Thursday, May 8, 2014

P vs NP for Dummies

I seem to type up a variation of this post every few months. I'm saving this one for the permanent record.


P vs NP for Dummies


There are some yes/no problems which are easy. If I give you a list on numbers and ask you to tell me if the number 5 is in that list, you can solve it easily by looking at each number in the list. In the worst case, when the number 5 is at the very end of the list, this takes about n steps/instructions.
There are yes/no problems which are slightly harder -- for example, I might ask you to tell me if 12*14=168. When you multiply two n-digit numbers using the method you learnt in school, you need about n2 steps.
Both of these problems require some number of steps that's bounded by a polynomial of the input size; i.e. for each of these problems there is a fixed k so that the number of steps required to solve an instance of that problem of size n it is always bounded by nk . This class of problems is called P which is a terrible pseudo-abbreviation for 'polynomial time on a deterministic Turing machine' (a deterministic Turing machine is a standard computer, more or less).

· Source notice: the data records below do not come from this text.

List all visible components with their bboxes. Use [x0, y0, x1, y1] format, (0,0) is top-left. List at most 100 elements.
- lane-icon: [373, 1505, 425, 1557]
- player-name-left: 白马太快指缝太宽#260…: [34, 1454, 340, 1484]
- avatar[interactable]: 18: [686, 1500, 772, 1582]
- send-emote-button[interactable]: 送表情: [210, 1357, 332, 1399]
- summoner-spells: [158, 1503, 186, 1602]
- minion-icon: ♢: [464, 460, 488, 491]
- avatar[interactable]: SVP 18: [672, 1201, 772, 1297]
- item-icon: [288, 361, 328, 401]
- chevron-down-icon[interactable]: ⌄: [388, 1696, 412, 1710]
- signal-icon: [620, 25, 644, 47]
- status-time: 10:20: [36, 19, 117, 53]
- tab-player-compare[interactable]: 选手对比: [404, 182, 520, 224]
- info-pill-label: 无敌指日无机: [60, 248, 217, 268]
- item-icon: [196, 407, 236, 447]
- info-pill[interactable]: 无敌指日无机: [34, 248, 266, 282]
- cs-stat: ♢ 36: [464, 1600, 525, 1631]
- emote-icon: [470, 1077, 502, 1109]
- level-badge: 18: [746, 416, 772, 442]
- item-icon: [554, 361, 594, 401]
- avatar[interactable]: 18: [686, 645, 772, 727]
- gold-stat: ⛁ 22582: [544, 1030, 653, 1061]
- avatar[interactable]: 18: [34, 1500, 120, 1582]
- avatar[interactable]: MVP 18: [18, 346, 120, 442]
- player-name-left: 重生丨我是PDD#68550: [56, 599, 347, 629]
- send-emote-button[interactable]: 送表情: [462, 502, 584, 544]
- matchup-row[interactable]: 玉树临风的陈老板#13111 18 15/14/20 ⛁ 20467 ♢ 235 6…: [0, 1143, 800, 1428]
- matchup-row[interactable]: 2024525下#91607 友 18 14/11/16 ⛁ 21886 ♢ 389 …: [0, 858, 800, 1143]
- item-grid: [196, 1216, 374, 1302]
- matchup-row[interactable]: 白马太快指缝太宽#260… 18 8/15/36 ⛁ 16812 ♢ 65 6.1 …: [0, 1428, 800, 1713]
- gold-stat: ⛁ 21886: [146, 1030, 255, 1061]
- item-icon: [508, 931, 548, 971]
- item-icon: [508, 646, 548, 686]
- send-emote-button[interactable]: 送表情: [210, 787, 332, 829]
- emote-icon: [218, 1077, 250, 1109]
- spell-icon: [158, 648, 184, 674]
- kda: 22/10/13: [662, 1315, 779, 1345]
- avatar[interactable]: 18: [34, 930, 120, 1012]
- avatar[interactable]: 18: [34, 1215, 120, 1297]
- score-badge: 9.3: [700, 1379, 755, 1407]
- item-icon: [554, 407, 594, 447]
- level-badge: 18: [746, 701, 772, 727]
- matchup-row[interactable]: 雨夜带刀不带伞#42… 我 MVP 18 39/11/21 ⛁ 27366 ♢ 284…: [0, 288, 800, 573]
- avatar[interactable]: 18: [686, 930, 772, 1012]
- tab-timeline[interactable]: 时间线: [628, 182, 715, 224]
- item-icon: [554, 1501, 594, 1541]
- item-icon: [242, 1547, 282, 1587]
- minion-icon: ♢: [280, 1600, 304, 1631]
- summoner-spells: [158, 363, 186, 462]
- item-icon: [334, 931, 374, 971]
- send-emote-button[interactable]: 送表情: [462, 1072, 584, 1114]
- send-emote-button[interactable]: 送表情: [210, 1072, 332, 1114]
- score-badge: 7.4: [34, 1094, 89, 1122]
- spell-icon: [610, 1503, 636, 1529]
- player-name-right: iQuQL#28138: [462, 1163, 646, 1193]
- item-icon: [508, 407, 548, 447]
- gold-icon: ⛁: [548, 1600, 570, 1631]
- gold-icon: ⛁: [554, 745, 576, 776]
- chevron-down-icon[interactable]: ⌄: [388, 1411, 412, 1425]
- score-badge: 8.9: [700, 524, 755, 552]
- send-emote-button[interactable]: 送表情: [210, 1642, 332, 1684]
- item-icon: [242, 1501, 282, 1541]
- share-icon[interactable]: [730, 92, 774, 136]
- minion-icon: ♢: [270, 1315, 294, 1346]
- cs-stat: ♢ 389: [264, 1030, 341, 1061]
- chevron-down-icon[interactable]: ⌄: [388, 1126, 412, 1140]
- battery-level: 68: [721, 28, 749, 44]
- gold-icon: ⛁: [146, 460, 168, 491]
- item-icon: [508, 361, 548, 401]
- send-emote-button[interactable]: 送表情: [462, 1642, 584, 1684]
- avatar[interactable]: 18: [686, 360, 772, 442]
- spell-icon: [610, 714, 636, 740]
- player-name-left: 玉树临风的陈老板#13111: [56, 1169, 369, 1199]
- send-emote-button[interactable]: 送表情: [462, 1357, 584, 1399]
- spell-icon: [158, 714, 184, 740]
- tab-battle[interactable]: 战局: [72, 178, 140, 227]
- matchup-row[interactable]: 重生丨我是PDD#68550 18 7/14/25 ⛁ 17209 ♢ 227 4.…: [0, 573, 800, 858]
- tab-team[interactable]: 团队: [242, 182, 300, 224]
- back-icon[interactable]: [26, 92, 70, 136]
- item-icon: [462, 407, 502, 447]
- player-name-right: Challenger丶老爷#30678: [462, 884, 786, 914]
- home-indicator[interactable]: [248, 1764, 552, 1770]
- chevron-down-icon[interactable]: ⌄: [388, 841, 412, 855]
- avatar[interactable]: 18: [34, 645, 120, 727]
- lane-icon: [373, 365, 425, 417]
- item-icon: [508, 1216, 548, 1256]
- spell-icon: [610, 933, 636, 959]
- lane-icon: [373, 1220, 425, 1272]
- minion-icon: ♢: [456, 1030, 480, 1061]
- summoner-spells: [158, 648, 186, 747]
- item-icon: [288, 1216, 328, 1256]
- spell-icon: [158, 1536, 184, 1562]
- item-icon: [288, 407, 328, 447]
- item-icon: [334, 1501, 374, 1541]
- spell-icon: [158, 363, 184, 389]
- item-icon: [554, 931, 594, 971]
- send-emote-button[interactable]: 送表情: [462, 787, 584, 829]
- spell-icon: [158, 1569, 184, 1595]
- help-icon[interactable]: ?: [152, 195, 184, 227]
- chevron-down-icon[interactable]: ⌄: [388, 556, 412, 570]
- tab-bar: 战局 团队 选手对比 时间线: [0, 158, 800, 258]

Here's another yes/no problem: given a map of a country with n cities, determine whether there's a route that can be taken that visits every city exactly once, and whose total distance is less that a given distance d. If we are told that the answer is yes and we are given the corresponding route, we can easily check its total distance by simply following the route and adding up all the distances between cities. This verification process takes about n steps since you're adding n-1 numbers together. The set of yes/no problems whose solutions can be verified in polynomial time (given some extra information, in this case the route itself) is called NP. This specific problem is a special case called an NP-complete problem, meaning that it is in a sense 'harder' than all other problems in NP.

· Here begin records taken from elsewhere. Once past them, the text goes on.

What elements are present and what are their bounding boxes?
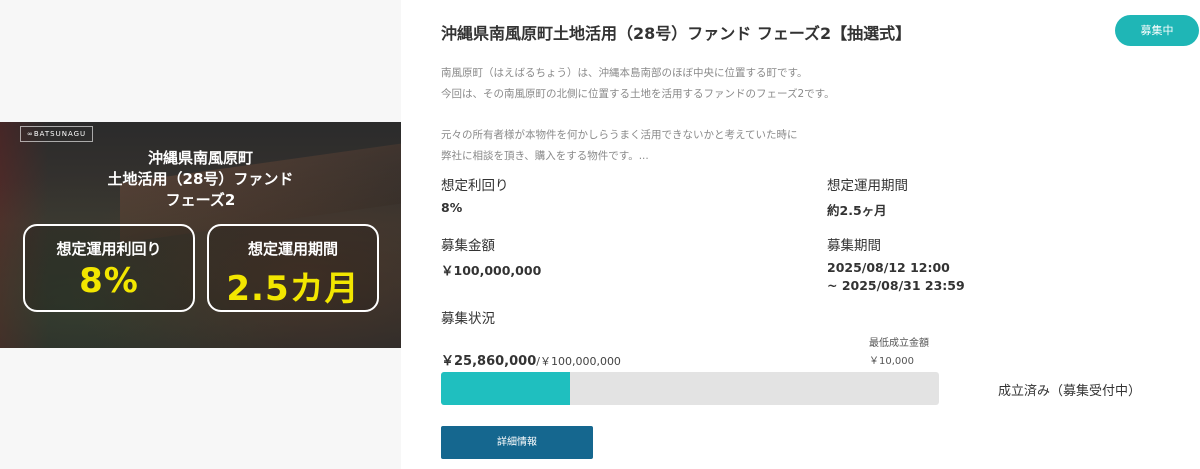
status-label: 募集状況 xyxy=(441,311,495,327)
raised-target: /￥100,000,000 xyxy=(536,355,621,368)
yield-value: 8% xyxy=(441,200,463,215)
fund-description: 南風原町（はえばるちょう）は、沖縄本島南部のほぼ中央に位置する町です。 今回は、… xyxy=(441,63,901,167)
description-line: 今回は、その南風原町の北側に位置する土地を活用するファンドのフェーズ2です。 xyxy=(441,87,835,100)
raised-amount: ￥25,860,000/￥100,000,000 xyxy=(441,350,621,369)
banner-period-box: 想定運用期間 2.5カ月 xyxy=(207,224,379,312)
banner-title: 沖縄県南風原町 土地活用（28号）ファンド フェーズ2 xyxy=(0,148,401,211)
description-line: 弊社に相談を頂き、購入をする物件です。... xyxy=(441,150,649,163)
banner-yield-value: 8% xyxy=(79,261,139,301)
fund-title[interactable]: 沖縄県南風原町土地活用（28号）ファンド フェーズ2【抽選式】 xyxy=(441,20,911,44)
recruit-period-end: ~ 2025/08/31 23:59 xyxy=(827,278,965,293)
amount-label: 募集金額 xyxy=(441,238,495,254)
period-label: 想定運用期間 xyxy=(827,178,908,194)
progress-status-text: 成立済み（募集受付中） xyxy=(998,384,1142,399)
funding-progress-bar xyxy=(441,372,939,405)
raised-current: ￥25,860,000 xyxy=(441,354,537,369)
banner-title-line2: 土地活用（28号）ファンド xyxy=(107,170,294,188)
yield-label: 想定利回り xyxy=(441,178,509,194)
recruit-period-start: 2025/08/12 12:00 xyxy=(827,260,950,275)
detail-info-button[interactable]: 詳細情報 xyxy=(441,426,593,459)
description-line: 南風原町（はえばるちょう）は、沖縄本島南部のほぼ中央に位置する町です。 xyxy=(441,67,808,79)
banner-yield-box: 想定運用利回り 8% xyxy=(23,224,195,312)
funding-progress-fill xyxy=(441,372,570,405)
min-amount-label: 最低成立金額 xyxy=(869,338,929,349)
amount-value: ￥100,000,000 xyxy=(441,263,542,278)
recruit-period-label: 募集期間 xyxy=(827,238,881,254)
period-value: 約2.5ヶ月 xyxy=(827,203,887,218)
banner-title-line1: 沖縄県南風原町 xyxy=(147,149,253,167)
banner-yield-label: 想定運用利回り xyxy=(56,240,162,258)
fund-banner-image[interactable]: ∞BATSUNAGU 沖縄県南風原町 土地活用（28号）ファンド フェーズ2 想… xyxy=(0,122,401,348)
banner-period-value: 2.5カ月 xyxy=(226,269,360,309)
min-amount-value: ￥10,000 xyxy=(869,356,914,367)
status-badge: 募集中 xyxy=(1115,15,1199,46)
banner-title-line3: フェーズ2 xyxy=(165,191,236,209)
banner-logo: ∞BATSUNAGU xyxy=(20,126,94,142)
left-panel: ∞BATSUNAGU 沖縄県南風原町 土地活用（28号）ファンド フェーズ2 想… xyxy=(0,0,401,469)
description-line: 元々の所有者様が本物件を何かしらうまく活用できないかと考えていた時に xyxy=(441,129,798,142)
banner-period-label: 想定運用期間 xyxy=(247,240,338,258)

One might conjecture that, because you can verify a solution to this problem in a polynomial number of steps, then perhaps you can also solve it from scratch in polynomial time? Obviously all problems in P are also in NP, since if we can verify a solution to any problem in P in polynomial time by simply solving that problem and checking it against the given solution. Since this problem is 'harder' than all the other NP problems, if we can solve this one in polynomial time, then we can solve all the other NP problems in polynomial time too! This would mean that all NP problems are also P problems, in other words P = NP.
So you set out to try to find a polynomial time method to produce a solution to this problem. But you can't. No one can. We don't have a polynomial time method to solve for this problem. In fact we don't have a polynomial time method for any of the dozens of known NP-complete problems. These problems range from finding routes across maps, to packing items efficiently into a backpack, to optimally playing candy crush. On the flip side though, no one's managed to prove that a polynomial time method doesn't exist. Such a proof would demonstrate that P =/= NP.

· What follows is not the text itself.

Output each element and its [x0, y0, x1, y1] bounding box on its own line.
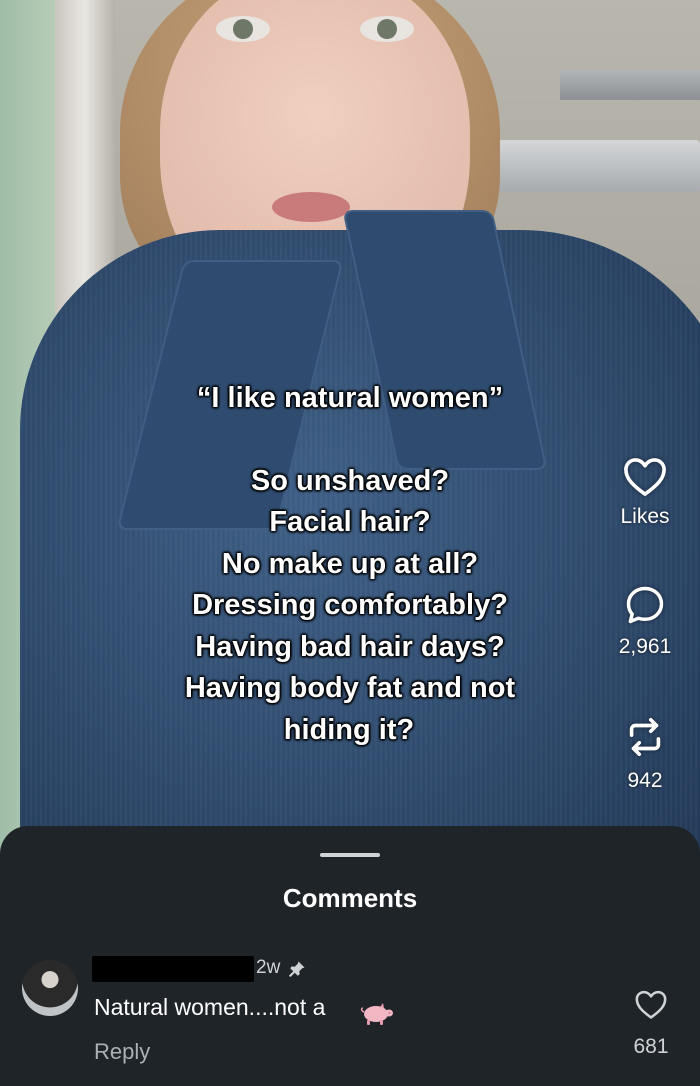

So there you are. The problem of P vs NP is the problem of proving either that P=NP (this can be done simply by finding a polynomial time method to solve problem above) or that P =/= NP (this intuitively seems harder to prove).
For the route-finding problem described above (it's called the travelling salesman problem), the best currently known method is a small optimisation on "brute force every permutation of cities to visit". This method bound the number of steps by about n2 * 2n. If you can get rid of the exponential term in that expression, you get a million dollar prize and immediately render most of the field of cryptography obsolete.